Critique et scepticisme
Le rôle des gènes longs dans le vieillissement reste sujet à débat. Vadim Gladyshev, chercheur à Harvard, estime que le vieillissement entraîne des changements multidimensionnels dans le transcriptome, l’épigénome et le métabolome. Il met donc en garde contre un investissement excessif dans le rôle des gènes longs dans le vieillissement. Il soutient qu’aucun facteur, y compris la longueur des gènes, ne peut être le seul responsable du processus complexe du vieillissement, car il implique de multiples systèmes biologiques qui évoluent au fil du temps.
Cependant, Izeta estime que cette hypothèse ouvre de nouvelles perspectives pour explorer les biomarqueurs du vieillissement et les thérapies anti-âge potentielles.

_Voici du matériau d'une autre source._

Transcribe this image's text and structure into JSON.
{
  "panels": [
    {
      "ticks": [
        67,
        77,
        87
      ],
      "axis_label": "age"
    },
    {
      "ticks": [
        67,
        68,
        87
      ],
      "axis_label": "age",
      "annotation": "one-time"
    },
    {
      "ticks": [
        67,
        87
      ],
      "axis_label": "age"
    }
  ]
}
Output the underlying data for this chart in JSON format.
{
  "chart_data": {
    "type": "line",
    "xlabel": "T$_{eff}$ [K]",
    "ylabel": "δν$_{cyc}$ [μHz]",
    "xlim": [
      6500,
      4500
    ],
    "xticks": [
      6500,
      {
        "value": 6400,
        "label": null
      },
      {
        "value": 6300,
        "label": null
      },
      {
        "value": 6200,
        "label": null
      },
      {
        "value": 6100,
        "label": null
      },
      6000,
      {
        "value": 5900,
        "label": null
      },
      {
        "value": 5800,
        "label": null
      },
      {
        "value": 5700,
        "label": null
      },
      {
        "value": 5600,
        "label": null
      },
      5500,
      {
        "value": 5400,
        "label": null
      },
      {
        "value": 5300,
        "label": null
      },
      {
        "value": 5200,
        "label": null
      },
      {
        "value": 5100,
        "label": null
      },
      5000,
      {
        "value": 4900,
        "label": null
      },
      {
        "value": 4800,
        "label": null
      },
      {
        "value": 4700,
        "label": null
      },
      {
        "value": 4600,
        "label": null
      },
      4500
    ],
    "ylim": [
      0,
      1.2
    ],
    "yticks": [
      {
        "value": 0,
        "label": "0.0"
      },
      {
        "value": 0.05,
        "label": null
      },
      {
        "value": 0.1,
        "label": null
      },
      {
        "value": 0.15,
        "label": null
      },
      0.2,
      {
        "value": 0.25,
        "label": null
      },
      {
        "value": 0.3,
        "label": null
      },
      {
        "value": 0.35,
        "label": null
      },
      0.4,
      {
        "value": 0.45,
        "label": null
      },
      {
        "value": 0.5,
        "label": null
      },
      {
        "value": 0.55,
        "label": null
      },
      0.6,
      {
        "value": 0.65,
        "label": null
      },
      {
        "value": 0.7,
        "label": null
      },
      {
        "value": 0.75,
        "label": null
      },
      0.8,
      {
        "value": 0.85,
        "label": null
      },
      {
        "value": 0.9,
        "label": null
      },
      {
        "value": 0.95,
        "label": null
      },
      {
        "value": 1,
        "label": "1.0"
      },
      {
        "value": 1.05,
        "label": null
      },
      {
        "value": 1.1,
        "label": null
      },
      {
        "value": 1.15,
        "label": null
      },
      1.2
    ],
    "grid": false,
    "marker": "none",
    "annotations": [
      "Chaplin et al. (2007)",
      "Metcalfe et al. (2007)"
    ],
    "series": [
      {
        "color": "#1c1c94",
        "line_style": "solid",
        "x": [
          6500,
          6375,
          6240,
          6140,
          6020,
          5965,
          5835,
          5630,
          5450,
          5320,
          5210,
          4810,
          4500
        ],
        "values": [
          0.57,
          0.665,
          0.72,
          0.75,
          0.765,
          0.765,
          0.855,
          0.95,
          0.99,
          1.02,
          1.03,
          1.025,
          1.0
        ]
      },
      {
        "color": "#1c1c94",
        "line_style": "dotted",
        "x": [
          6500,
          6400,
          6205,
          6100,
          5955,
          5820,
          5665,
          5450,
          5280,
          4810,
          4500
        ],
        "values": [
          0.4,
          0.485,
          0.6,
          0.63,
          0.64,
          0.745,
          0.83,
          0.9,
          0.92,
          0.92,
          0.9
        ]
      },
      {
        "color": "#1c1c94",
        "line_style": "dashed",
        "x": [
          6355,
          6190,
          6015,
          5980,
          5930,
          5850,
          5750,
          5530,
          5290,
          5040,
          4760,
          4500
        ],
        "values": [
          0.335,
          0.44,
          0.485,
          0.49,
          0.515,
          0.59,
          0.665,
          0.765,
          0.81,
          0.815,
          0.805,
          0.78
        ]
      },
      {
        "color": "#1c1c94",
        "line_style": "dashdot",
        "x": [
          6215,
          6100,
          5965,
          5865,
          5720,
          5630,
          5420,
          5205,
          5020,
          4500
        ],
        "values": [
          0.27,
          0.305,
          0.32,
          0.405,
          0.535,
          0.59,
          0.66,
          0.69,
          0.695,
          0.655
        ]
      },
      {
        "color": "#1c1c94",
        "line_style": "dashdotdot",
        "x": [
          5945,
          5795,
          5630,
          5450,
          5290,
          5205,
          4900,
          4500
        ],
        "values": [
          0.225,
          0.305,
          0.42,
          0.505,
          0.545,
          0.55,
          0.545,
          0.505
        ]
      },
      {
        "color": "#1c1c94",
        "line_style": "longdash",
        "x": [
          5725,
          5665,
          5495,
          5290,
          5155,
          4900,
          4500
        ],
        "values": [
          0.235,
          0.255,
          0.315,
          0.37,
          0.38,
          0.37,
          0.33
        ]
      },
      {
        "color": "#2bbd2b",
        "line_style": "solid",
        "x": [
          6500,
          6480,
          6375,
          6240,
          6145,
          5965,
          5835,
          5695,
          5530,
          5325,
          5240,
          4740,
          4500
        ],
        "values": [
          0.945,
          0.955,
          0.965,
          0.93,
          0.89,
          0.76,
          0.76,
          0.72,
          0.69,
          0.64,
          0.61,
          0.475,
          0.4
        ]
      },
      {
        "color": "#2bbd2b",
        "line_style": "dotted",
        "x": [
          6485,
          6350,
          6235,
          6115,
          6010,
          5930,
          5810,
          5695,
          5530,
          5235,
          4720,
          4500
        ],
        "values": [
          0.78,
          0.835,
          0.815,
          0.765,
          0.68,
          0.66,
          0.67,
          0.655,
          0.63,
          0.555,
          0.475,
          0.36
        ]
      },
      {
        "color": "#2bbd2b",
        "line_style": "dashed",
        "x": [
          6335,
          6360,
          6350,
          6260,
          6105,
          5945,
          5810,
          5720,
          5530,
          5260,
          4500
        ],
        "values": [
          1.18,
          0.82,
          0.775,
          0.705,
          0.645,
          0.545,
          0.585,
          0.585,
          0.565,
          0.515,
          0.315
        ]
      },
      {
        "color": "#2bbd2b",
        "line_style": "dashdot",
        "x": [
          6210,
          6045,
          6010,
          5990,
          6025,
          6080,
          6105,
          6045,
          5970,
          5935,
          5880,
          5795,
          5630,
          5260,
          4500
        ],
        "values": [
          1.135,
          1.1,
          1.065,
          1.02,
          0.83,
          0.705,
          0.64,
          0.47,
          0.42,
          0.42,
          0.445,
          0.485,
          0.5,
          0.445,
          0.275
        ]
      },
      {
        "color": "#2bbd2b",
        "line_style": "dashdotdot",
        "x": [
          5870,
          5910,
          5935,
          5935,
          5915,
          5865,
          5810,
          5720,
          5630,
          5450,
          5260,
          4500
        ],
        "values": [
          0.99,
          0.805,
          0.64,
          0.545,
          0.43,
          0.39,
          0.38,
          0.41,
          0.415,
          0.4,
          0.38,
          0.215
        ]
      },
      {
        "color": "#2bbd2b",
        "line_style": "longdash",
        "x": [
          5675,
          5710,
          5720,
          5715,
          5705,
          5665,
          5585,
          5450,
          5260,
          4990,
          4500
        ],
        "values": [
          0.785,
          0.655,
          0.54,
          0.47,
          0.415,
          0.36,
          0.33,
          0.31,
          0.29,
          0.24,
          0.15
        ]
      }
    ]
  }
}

Cette focalisation sur la longueur et la structure des gènes plutôt que sur leur fonction remet en question la pensée conventionnelle dans le domaine et pourrait conduire à des avancées dans la compréhension du vieillissement au niveau moléculaire. Cette ligne de recherche va également à l’encontre du biais inhérent selon lequel l’expression des gènes est toujours examinée en termes de fonction et non de forme ou de propriétés physiques. Par conséquent, l’étude du lien entre les gènes longs et le vieillissement en tant que phénomène de « pure physique » offre une nouvelle approche de la recherche sur le vieillissement.